I had originally wanted to pen a post on what it means to be an atheist during the holiday season, or rather, what the holiday season could possibly mean to a godless, souless heathen. You see, this is the time of year when excessive public displays of (the Christian) faith is supposed to be socially acceptable. It is CHRISTmas, after all, as many of them like to point out, oh so unaware that the practice of Christmas was actually a pagan festival adopted (or hijacked) by the Christians, and that December 25 is nowhere near the estimated birth date of Jesus. And what kind of holiday encourages you to lie to your children about a fat bearded man in the North Pole watching to see if they’re naughty or good? Probably a holiday adopted by people whose entire moral system is based on a bearded man in heaven deciding who gets to go to hell.

But I digress.
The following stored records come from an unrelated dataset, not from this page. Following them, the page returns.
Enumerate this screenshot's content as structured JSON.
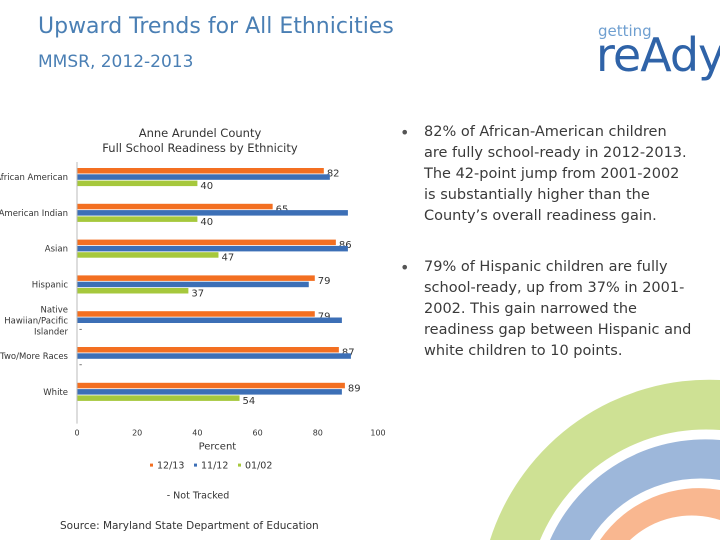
{
  "slide": {
    "title": "Upward Trends for All Ethnicities",
    "subtitle": "MMSR, 2012-2013",
    "logo_small": "getting",
    "logo_big": "reAdy",
    "source": "Source: Maryland State Department of Education",
    "bullets": [
      "82% of African-American children are fully school-ready in 2012-2013.  The 42-point jump from 2001-2002 is substantially higher than the County’s overall readiness gain.",
      "79% of Hispanic children are fully school-ready, up from 37% in 2001-2002.  This gain narrowed the readiness gap between Hispanic and white children to 10 points."
    ]
  },
  "colors": {
    "title": "#4a7fb4",
    "s1213": "#f36f21",
    "s1112": "#3c6fb6",
    "s0102": "#a6c83c"
  },
  "chart_data": {
    "type": "bar",
    "orientation": "horizontal",
    "title": "Anne Arundel County\nFull School Readiness by Ethnicity",
    "xlabel": "Percent",
    "xlim": [
      0,
      100
    ],
    "xticks": [
      0,
      20,
      40,
      60,
      80,
      100
    ],
    "categories": [
      "African American",
      "American Indian",
      "Asian",
      "Hispanic",
      "Native Hawiian/Pacific Islander",
      "Two/More Races",
      "White"
    ],
    "series": [
      {
        "name": "12/13",
        "color": "#f36f21",
        "values": [
          82,
          65,
          86,
          79,
          79,
          87,
          89
        ]
      },
      {
        "name": "11/12",
        "color": "#3c6fb6",
        "values": [
          84,
          90,
          90,
          77,
          88,
          91,
          88
        ]
      },
      {
        "name": "01/02",
        "color": "#a6c83c",
        "values": [
          40,
          40,
          47,
          37,
          null,
          null,
          54
        ]
      }
    ],
    "labeled_series": [
      "12/13",
      "01/02"
    ],
    "not_tracked_mark": "-",
    "legend_note": "- Not Tracked"
  }
}
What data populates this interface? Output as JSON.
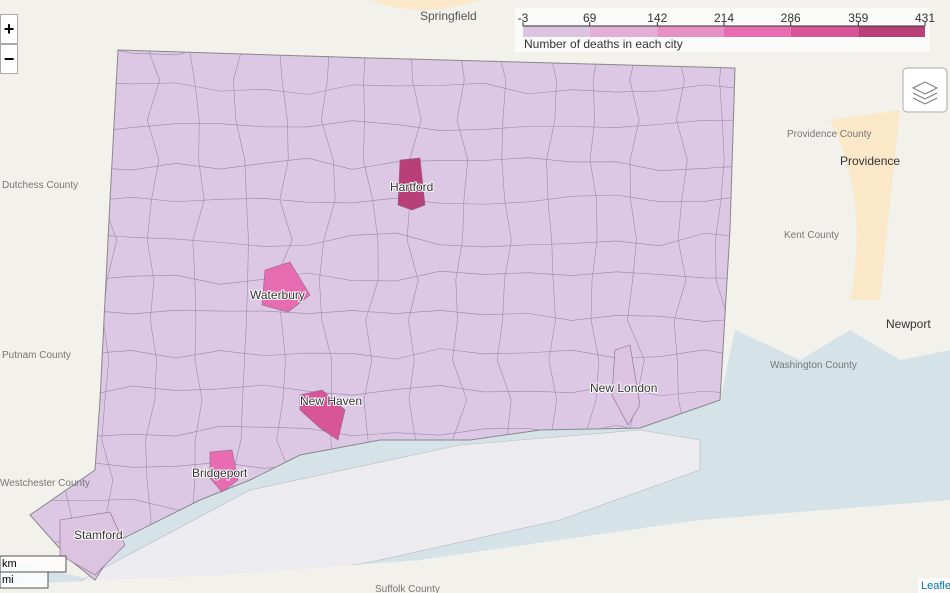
{
  "map": {
    "legend": {
      "title": "Number of deaths in each city",
      "ticks": [
        -3,
        69,
        142,
        214,
        286,
        359,
        431
      ],
      "colors": [
        "#dcc3e2",
        "#e2aed6",
        "#e690c6",
        "#e86cb2",
        "#d9559a",
        "#b83f78"
      ]
    },
    "cities": [
      {
        "name": "Hartford",
        "value": 400
      },
      {
        "name": "Waterbury",
        "value": 270
      },
      {
        "name": "New Haven",
        "value": 330
      },
      {
        "name": "Bridgeport",
        "value": 280
      },
      {
        "name": "Stamford",
        "value": 40
      },
      {
        "name": "New London",
        "value": 40
      }
    ],
    "places": [
      "Springfield",
      "Providence",
      "Newport",
      "Providence County",
      "Kent County",
      "Washington County",
      "Dutchess County",
      "Putnam County",
      "Westchester County",
      "Suffolk County"
    ],
    "controls": {
      "zoom_in": "+",
      "zoom_out": "−",
      "scale_km": "km",
      "scale_mi": "mi",
      "attribution": "Leaflet"
    }
  }
}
All that was supposed to be in my original rant, but I decided not to be a Grinch. Let the Christians have their Christmas, stolen rituals and all.

Then I came across a holiday message that I really did want to share. In his holiday message, the comedian Ricky Gervais shared about why he is an atheist in the most eloquent, non-inflammatory and yet non-apologetic way. I loved his message so much that I even posted it on my facebook, something I rarely ever do, which them prompted some nasty self righteous comments calling me a fool and a corrupter – but that’s another story.

Anyway, the point is that I’m glad that I did not go ahead with my holiday rant because I could not have possibly put things in a better way than Ricky Gervais did.

Wow. No God. If mum had lied to me about God, had she also lied to me about Santa? Yes, of course, but who cares? The gifts kept coming. And so did the gifts of my new found atheism. The gifts of truth, science, nature. The real beauty of this world. I learned of evolution -– a theory so simple that only England’s greatest genius could have come up with it. Evolution of plants, animals and us –- with imagination, free will, love, humor. I no longer needed a reason for my existence, just a reason to live. And imagination, free will, love, humor, fun, music, sports, beer and pizza are all good enough reasons for living.

 

Forgiveness is probably the greatest virtue there is. But that’s exactly what it is -­‐ a virtue. Not just a Christian virtue. No one owns being good. I’m good. I just don’t believe I’ll be rewarded for it in heaven. My reward is here and now. It’s knowing that I try to do the right thing. That I lived a good life. And that’s where spirituality really lost its way. When it became a stick to beat people with. “Do this or you’ll burn in hell.”

You won’t burn in hell. But be nice anyway.

Ultimately, we cannot assume, and we cannot let Christians assume, that all that we strive to achieve during holidays –  goodwill towards mankind and peace on earth – can be monopolized by one faith alone. Ironically, perhaps the only way we can achive those ideals is to abandon such faith-centric mindsets in the first place.